Investor Rekomendasi Alasan
Investor Jangka Pendek (≤ 1 tahun) MEDC – Hold / Buy Minor Harga saham kemungkinan akan berfluktuasi sejalan dengan pergerakan OIL price; namun proyek produksi baru di Natuna dan Corridor memberikan upside.
AMMN – Sell / Reduce Kerugian besar dan ketidakpastian regulasi membuat risiko downside tinggi.
Investor Jangka Menengah (1‑3 tahun) MEDC – Buy Proyeksi CAPEX selesai pada akhir 2025, produksi stabil di 155‑160 mb oe pd, dan diversifikasi ke gas memberi buffer terhadap volatilitas minyak.
AMMN – Wait & Watch Jika pemerintah mengumumkan kebijakan export quota atau memberi izin smelter ekspansi sebelum Q3‑2026, potensi rebound ada; belum ada konfirmasi, jadi lebih baik menunggu.
Investor Institusional / Strategis MEDC – Pertimbangkan Joint‑Venture Infrastruktur gas (TGI) dan akses ke pasar Singapore‑Batam‑Riau menawarkan sinergi untuk perusahaan energi terintegrasi.
AMMN – Evaluasi Akuisisi Kapasitas Smelter Jika ada pemain smelter global yang ingin masuk pasar Indonesia, AMMN dapat menjadi partner strategis atau target akuisisi yang memberi nilai tambah.

6. Kesimpulan Utama

  1. MEDC mengalami penurunan laba bersih yang signifikan (‑68,65 %) akibat penurunan harga minyak, namun tetap mempertahankan profitabilitas operasional (EBITDA tetap positif) dan menambah kapasitas produksi melalui proyek baru serta akuisisi gas.

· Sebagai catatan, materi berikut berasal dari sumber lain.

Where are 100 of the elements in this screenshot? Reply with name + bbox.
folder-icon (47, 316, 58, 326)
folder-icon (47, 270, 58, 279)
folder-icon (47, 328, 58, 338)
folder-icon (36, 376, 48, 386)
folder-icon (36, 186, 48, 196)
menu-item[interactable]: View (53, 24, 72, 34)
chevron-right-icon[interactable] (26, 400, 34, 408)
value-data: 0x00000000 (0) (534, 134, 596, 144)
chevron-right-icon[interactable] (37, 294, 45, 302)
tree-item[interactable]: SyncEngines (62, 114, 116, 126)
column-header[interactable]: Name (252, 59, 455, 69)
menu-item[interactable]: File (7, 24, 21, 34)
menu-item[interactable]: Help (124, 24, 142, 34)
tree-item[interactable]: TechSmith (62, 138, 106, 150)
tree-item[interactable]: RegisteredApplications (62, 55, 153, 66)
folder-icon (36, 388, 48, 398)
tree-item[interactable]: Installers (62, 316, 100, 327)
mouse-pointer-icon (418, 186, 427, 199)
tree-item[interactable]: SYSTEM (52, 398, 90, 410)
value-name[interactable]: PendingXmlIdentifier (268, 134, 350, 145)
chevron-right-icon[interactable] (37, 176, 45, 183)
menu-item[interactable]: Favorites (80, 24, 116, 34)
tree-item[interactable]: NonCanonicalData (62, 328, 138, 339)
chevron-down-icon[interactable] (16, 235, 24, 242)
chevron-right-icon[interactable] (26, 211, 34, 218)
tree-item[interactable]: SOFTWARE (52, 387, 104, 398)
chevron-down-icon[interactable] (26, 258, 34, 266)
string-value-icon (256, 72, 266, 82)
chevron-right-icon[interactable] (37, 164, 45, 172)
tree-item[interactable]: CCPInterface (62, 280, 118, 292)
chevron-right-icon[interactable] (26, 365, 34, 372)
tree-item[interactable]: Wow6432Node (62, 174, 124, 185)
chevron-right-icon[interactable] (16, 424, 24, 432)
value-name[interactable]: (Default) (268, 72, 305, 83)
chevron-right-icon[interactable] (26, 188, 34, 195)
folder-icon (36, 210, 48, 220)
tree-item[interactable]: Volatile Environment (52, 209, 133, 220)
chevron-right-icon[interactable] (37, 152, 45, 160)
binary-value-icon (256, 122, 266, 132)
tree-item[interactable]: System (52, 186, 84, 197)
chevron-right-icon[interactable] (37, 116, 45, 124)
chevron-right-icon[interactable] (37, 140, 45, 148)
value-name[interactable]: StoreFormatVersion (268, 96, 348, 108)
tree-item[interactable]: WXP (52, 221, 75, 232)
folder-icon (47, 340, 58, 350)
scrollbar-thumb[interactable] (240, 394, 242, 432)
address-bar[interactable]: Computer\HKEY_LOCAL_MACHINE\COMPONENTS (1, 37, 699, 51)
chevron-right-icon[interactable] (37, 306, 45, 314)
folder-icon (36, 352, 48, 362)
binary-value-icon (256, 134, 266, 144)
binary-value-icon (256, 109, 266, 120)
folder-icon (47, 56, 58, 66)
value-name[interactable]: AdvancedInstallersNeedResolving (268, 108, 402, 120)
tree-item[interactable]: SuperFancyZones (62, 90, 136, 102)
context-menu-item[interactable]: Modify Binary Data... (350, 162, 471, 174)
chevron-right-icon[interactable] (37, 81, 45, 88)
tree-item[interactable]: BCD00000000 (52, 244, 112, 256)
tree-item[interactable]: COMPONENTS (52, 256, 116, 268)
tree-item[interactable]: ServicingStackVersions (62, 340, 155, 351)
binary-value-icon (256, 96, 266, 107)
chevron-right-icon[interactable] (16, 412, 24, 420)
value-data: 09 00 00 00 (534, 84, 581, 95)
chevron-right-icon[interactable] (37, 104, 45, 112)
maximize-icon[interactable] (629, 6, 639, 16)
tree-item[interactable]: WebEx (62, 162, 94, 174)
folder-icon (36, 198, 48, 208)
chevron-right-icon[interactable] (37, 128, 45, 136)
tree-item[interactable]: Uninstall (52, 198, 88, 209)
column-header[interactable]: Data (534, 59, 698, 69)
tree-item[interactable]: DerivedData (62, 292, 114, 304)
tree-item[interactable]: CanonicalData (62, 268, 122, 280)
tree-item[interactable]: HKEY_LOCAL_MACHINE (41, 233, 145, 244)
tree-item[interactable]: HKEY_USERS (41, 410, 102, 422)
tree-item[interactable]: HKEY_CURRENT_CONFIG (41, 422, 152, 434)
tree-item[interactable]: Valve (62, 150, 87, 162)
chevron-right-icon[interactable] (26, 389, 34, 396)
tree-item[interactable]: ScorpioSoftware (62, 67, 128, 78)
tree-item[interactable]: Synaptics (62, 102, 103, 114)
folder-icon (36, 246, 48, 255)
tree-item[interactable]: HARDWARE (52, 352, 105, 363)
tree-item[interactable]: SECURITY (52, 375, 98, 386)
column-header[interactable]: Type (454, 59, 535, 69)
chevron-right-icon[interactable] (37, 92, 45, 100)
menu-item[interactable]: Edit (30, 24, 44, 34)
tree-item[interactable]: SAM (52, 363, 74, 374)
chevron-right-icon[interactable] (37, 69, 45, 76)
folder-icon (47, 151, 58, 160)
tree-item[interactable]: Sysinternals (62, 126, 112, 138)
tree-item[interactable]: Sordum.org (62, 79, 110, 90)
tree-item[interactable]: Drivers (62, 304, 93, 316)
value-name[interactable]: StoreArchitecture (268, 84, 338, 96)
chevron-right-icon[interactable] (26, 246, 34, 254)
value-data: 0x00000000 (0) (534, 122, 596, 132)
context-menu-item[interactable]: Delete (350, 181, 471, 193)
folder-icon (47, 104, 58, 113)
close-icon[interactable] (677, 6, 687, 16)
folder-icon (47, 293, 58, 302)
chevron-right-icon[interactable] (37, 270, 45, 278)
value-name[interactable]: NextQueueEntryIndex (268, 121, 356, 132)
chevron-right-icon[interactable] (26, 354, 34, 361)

  2. AMMN berbalik rugi secara dramatis (‑144 % YoY) karena kebijakan larangan ekspor konsentrat dan keterbatasan kapasitas smelter, meskipun produksi logam tetap kuat.

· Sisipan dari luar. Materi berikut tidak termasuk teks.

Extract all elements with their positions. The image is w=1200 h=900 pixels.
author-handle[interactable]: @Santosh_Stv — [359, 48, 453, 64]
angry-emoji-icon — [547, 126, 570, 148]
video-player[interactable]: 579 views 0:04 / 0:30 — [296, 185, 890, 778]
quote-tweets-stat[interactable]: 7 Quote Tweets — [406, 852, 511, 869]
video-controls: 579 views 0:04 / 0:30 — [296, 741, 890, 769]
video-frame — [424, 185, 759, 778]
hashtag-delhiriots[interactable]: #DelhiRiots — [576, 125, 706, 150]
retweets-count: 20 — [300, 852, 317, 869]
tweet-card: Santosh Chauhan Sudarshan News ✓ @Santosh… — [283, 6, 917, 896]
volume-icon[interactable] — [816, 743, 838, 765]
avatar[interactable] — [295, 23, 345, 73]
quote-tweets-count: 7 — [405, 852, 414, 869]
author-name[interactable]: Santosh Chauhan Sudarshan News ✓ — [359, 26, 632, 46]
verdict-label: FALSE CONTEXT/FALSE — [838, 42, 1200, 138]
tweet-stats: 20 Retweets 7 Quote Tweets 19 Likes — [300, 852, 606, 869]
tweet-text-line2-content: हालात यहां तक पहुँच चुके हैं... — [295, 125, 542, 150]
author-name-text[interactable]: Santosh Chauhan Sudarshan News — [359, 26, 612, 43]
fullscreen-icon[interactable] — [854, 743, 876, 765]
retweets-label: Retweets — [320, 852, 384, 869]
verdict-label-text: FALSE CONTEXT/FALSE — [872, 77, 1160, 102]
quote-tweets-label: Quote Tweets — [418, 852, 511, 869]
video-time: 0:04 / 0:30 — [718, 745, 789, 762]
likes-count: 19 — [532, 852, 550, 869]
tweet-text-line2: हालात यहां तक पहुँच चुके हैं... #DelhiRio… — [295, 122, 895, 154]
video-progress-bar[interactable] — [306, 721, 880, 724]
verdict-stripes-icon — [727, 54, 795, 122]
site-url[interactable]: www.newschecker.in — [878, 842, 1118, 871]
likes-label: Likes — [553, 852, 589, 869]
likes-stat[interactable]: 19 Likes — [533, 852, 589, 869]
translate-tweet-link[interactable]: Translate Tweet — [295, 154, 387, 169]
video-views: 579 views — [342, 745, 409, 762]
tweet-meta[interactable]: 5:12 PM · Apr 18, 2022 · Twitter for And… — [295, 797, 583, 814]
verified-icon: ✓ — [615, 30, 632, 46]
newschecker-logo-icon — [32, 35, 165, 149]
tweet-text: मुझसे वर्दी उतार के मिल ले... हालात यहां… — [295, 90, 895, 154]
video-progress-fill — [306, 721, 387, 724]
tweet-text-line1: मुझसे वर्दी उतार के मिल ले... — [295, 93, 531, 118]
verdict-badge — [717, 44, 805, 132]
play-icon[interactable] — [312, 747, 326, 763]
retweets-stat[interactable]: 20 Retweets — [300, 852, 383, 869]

  3. Kedua perusahaan berada pada jalur yang sangat berbeda: MEDC berada dalam fase scale‑up dengan diversifikasi aset, sementara AMMN berada dalam fase restructuring yang sangat bergantung pada keputusan kebijakan pemerintah.
  4. Pandangan ke depan: MEDC memiliki prospek yang lebih stabil dan dapat mengembalikan margin jika harga minyak pulih; AMMN memerlukan intervensi regulasi atau investasi besar di smelter untuk kembali kompetitif.

Penutup:
Investor harus menilai profil risiko masing‑masing perusahaan secara terpisah. MEDC, meskipun menghadapi headwind harga minyak, memiliki fondasi operasi yang kuat dan peluang pertumbuhan di sektor gas. AMMN, sebaliknya, berada dalam “zona merah” profitabilitas dan memerlukan strategi jangka panjang yang melibatkan kebijakan pemerintah serta peningkatan kapasitas produksi downstream. Keputusan investasi harus mencerminkan horizon waktu, toleransi risiko, serta keyakinan terhadap kebijakan energi dan mineral Indonesia ke depan.